Un esordio nella narrativa con una storia legata all’anoressia. Il nuovo, e primo, romanzo di Margherita De Bac, giornalista del Corriere della Sera ed esperta divulgatrice di medicina e sanità, “Per fortuna c’erano i pinoli”, è una storia d’amore e d’amicizia che vede protagonista Domitilla, ventiquattrenne romana, malinconica e introversa, che un giorno incontra Lucia, avvocato quarantenne, brillante ed entusiasta, che le trasferisce un nuovo desiderio di esprimersi, confidarsi e portare alla luce le oscurità interiori che l’hanno oppressa sino a quel momento. Domitilla non riesce ancora a farlo verbalmente e così, inizialmente, affida ad un diario, che consegna a Lucia, le proprie confidenze e il tentativo di una nuova relazione con gli altri.
Il libro è stato presentato nella hall del Policlinico Gemelli il 16 giugno nell’ambito del ciclo di incontri “Il cielo nelle stanze”. Degenti, ospiti e studenti hanno partecipato a una piacevole e coinvolgente conversazione tra l’autrice e Luciano Onder su uno dei temi più forti e difficili della vita di molte famiglie contemporanee: la lotta contro l’anoressia, il male silenzioso e spesso trascurato che deperisce corpi e anime di moltissimi adolescenti e giovani adulti delle nostre società.
«Raccontare la Salute – ha esordito Margherita De Bac – è sempre un’esperienza diretta e bella. Per scrivere questo romanzo ho parlato a lungo con persone che conoscono bene queste giovani donne colpite dall’anoressia, persone sensibili e molto introverse: i personaggi del libro rispecchiano davvero la realtà, specialmente il punto di vista delle pazienti e dei loro genitori, questi ultimi troppo spesso colpevolizzati e pieni di sensi di colpa, in realtà responsabili come tutte le altre figure della società».
Il romanzo di Margherita De Bac evidenzia ancora una volta quanto sia importante nutrirsi del cibo dei sentimenti, della condivisione, della parola, dell’amicizia, specialmente quando anima e corpo sono fragili e ci si sente spesso disperati.

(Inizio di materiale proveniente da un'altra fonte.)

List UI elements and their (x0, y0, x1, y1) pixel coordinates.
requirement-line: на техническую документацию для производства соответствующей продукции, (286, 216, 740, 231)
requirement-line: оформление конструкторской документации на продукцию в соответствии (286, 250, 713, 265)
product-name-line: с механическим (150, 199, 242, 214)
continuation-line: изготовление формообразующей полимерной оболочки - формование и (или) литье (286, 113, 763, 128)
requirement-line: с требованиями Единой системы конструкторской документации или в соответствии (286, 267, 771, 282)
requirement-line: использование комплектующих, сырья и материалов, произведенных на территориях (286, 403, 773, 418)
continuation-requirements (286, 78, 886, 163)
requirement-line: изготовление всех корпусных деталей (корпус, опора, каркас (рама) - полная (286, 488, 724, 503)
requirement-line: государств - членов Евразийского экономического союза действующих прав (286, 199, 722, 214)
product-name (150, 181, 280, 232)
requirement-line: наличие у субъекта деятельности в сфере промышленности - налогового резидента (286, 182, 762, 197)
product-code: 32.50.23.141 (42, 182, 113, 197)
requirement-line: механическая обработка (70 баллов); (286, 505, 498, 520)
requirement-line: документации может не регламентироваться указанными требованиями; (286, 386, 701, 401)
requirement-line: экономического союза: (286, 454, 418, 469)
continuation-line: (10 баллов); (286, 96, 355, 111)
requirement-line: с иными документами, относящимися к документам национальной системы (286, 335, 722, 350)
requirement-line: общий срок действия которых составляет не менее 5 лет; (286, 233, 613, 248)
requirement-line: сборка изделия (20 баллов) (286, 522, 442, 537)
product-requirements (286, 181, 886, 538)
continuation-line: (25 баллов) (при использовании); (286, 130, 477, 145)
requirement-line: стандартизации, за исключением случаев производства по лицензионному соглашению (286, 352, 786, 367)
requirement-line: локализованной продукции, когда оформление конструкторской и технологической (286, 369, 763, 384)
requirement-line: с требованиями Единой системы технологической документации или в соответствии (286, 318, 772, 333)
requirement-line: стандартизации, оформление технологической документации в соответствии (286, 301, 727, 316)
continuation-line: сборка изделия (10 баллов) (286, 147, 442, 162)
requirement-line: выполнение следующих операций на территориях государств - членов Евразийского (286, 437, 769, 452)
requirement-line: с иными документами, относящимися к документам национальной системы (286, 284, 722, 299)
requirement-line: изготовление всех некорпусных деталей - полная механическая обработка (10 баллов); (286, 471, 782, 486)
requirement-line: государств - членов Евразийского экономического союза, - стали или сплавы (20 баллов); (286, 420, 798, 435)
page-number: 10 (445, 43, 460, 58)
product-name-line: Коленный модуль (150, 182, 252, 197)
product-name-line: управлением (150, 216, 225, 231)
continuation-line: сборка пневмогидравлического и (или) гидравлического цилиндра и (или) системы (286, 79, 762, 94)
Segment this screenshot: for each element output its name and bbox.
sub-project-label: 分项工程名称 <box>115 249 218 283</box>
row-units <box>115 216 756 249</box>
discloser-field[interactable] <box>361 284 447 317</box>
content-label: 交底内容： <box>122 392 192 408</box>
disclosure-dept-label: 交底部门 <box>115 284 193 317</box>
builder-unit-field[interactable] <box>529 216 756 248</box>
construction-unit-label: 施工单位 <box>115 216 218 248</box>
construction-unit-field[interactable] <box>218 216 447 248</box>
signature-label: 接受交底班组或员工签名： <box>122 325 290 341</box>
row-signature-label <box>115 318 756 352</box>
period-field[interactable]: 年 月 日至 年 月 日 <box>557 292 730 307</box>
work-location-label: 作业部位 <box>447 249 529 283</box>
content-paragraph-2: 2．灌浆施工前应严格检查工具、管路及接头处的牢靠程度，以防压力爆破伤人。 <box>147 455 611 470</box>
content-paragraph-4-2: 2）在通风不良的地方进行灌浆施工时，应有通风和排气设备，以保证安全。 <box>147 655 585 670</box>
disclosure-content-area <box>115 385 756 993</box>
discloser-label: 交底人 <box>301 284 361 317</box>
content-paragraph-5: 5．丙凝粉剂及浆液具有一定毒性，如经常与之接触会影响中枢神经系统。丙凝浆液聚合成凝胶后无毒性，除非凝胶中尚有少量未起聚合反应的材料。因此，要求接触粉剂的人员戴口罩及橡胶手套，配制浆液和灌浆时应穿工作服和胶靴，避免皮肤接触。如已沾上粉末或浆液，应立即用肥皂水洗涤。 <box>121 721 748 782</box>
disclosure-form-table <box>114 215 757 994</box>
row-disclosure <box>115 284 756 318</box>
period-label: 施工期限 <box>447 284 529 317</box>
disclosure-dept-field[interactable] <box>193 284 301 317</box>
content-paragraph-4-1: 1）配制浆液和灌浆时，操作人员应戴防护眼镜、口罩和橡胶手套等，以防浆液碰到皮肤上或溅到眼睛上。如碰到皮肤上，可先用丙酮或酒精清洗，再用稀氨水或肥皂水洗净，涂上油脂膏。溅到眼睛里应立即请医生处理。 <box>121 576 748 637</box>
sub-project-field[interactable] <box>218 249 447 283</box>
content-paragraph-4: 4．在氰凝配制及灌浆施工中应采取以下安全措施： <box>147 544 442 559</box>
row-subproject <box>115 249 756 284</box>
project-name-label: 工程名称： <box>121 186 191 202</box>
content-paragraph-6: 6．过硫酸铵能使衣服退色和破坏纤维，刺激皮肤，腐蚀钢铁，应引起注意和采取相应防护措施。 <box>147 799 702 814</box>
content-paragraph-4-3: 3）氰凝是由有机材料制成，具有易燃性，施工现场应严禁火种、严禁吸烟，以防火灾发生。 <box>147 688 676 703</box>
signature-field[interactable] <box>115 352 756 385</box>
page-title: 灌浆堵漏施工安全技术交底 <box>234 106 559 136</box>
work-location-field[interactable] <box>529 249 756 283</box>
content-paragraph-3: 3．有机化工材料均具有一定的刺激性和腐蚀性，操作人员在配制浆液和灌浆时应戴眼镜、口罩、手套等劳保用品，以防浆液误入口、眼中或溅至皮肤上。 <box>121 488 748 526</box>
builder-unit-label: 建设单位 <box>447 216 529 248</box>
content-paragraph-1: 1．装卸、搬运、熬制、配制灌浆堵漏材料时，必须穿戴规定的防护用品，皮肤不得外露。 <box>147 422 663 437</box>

La protagonista del romanzo – l’autrice si è ispirata a una storia realmente accaduta – ha vinto nella realtà la sua battaglia. Ma non l’ha fatto da sola: nessuno può farlo. E spesso non può farlo da sola neanche la Medicina: accanto alle terapie mediche prendersi cura è la cura.
Lo ha raccontato molto bene Carla, una giovane donna presente all’incontro, fino all’età di trentaquattro anni sofferente a causa dell’anoressia: «In quindici anni ho incontrato tanti medici: non tutti hanno saputo aiutarmi. Ma quando quelli davvero preparati e competenti ci prendono a cuore, come la psicoterapeuta che ha aiutato me, allora la battaglia si può vincere davvero. La terapia nel mio caso è stata fondamentale: da sole non ce la facciamo».
«Da sette anni – ha proseguito Carla – sono molto più forte: affronto la vita con più sicurezza e cerco di far capire alle ragazze fragili che incontro che la tenacia che usiamo per ribellarci e non mangiare, dobbiamo usarla per continuare a vivere».
La cura globale non può né deve essere separata da ciò che sembra stare intorno e ne è invece parte integrante ed essenziale: raccontarsi e raccontare, soprattutto nelle fasi più dure e di prova dell’esistenza, può essere davvero un “farmaco salvavita” che non si compra e non si prescrive, ma, fortunatamente, si può solo regalare.